Look Now for Venus to Cross the Sun, or Wait Another Century
(From “The New York Times”, May 28, 2012)
“The next transit of Venus will occur next Tuesday, and will be visible,
at least for a while before sunset, across the United States. In New
York and along the East Coast, the Sun will be low in the sky, requiring
observers to find locations not be obscured by trees or buildings. (A
west-facing window up high in a skyscraper could be a good place to
watch.) The usual precautions about not looking directly at the Sun
apply. Special eclipse viewing glasses can be used, or the image of the
Sun can be projected through a pinhole or binoculars onto a sheet of
paper.
While no longer of great scientific import, as it was to Rittenhouse and
Captain Cook, a Venus transit is still a rare and striking event,
occurring in pairs, eight years apart, about once a century. The last
transit occurred in 2004, and almost no one alive today will be around
for the next one, 105 years from now, on Dec. 11, 2117.
(That one will not be visible at all from most of the United States.
New Yorkers, however, will have a prime viewing spot for the following
transit, on Dec. 8, 2125.)
It was only in 1627 that anyone realized Venus transits occurred at all.
That year, Johannes Kepler, the mathematician and astronomer, published
data about the planetary orbits that predicted that Venus would pass
directly between Earth and the Sun in 1631.
Kepler died in 1630, and it appears no one saw the 1631 transit. (It was
not visible from Europe.) The first recorded observation of a transit
was in 1638, which Kepler had not predicted. Jeremiah Horrocks, an
English astronomer, realized Kepler had made an error in his
calculations.
In 1716, Edmund Halley, the English astronomer remembered for the comet
named after him, proposed how a transit of Venus could be used to figure
out how far the Earth lay from the Sun.
At different locations on Earth, the path of Venus across the Sun would
shift slightly, as would the transit times.
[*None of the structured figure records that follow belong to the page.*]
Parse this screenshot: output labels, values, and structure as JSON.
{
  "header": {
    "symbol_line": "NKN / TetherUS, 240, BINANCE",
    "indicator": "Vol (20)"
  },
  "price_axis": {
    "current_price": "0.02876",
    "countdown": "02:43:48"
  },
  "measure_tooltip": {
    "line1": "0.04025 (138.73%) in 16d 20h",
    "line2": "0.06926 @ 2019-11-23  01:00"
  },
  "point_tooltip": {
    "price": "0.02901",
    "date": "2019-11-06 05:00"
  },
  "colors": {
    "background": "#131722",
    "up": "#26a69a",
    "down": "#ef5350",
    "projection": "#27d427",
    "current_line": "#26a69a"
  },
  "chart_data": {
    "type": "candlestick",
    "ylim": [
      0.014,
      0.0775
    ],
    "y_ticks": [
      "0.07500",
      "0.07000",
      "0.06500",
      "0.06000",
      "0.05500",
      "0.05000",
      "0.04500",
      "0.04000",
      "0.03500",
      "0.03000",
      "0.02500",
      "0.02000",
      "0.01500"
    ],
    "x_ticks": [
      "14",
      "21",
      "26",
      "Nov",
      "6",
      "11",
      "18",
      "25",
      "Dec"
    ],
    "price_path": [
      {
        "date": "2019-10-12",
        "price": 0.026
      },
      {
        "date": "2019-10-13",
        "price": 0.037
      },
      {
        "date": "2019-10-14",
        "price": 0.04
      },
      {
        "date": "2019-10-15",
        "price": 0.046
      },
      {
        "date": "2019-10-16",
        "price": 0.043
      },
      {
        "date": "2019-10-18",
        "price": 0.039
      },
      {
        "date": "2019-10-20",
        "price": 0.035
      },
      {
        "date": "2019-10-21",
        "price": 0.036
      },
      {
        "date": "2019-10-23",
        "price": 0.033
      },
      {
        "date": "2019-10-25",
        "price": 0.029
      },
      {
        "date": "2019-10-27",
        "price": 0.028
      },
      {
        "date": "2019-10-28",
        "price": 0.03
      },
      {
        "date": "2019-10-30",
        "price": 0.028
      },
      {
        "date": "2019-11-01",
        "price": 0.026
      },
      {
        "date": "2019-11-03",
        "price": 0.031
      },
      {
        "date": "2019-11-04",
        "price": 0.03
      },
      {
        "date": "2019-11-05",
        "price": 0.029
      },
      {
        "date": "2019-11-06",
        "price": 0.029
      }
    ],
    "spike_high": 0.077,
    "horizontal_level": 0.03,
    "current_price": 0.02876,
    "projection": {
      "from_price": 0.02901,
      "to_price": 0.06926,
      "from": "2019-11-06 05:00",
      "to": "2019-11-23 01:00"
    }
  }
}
With precise measurements,
that would allow someone to triangulate the Sun’s position.
The first attempts came during the 1761 transit, but too few were
successful to calculate the distance. The 1769 effort was bigger and
wider.
In Pennsylvania, Rittenhouse, a noted instrument maker, mathematician,
astronomer and member of the American Philosophical Society, set up an
observatory on his farm to make the transit observations.
The society, the pre-eminent scientific organization in colonial
America, also set up observing stations in the yard next to the
Pennsylvania Statehouse — now Independence Hall — and along the shores
of what is now Delaware.
Rittenhouse’s detailed description of the transit, accompanied by an
exacting diagram, was published in the most prestigious scientific
journal of the time, The Philosophical Transactions, published by the
Royal Society in London.
“That really put these colonial scientists nobody had paid attention to
on the map,” said Sue Ann Prince, director and curator for the American
Philosophical Society’s museum.
The answer that came out of the worldwide 1769 observations was pretty
good: 95 million miles. (Actual answer: 93 million.) “Historically
speaking, it’s the beginning of big international science,” Dr.
Gingerich said.
More expeditions went out to observe the transits in 1874 and 1882, but
already the events were becoming more of a spectacle for the public.
John Philip Sousa wrote a march to celebrate.
With modern technology — radar, in particular — astronomers can now
measure solar system distances much more accurately than was possible
with the transit technique. But some scientists will be making careful
observations of this transit to help with understanding planets around
other stars.
Some of those planets have been discovered by the brief dimming of
starlight as they pass in front of the parent stars. By looking at the
particulars of how the colors change, that could even give clues of the
atmosphere of those distant, unseen planets”.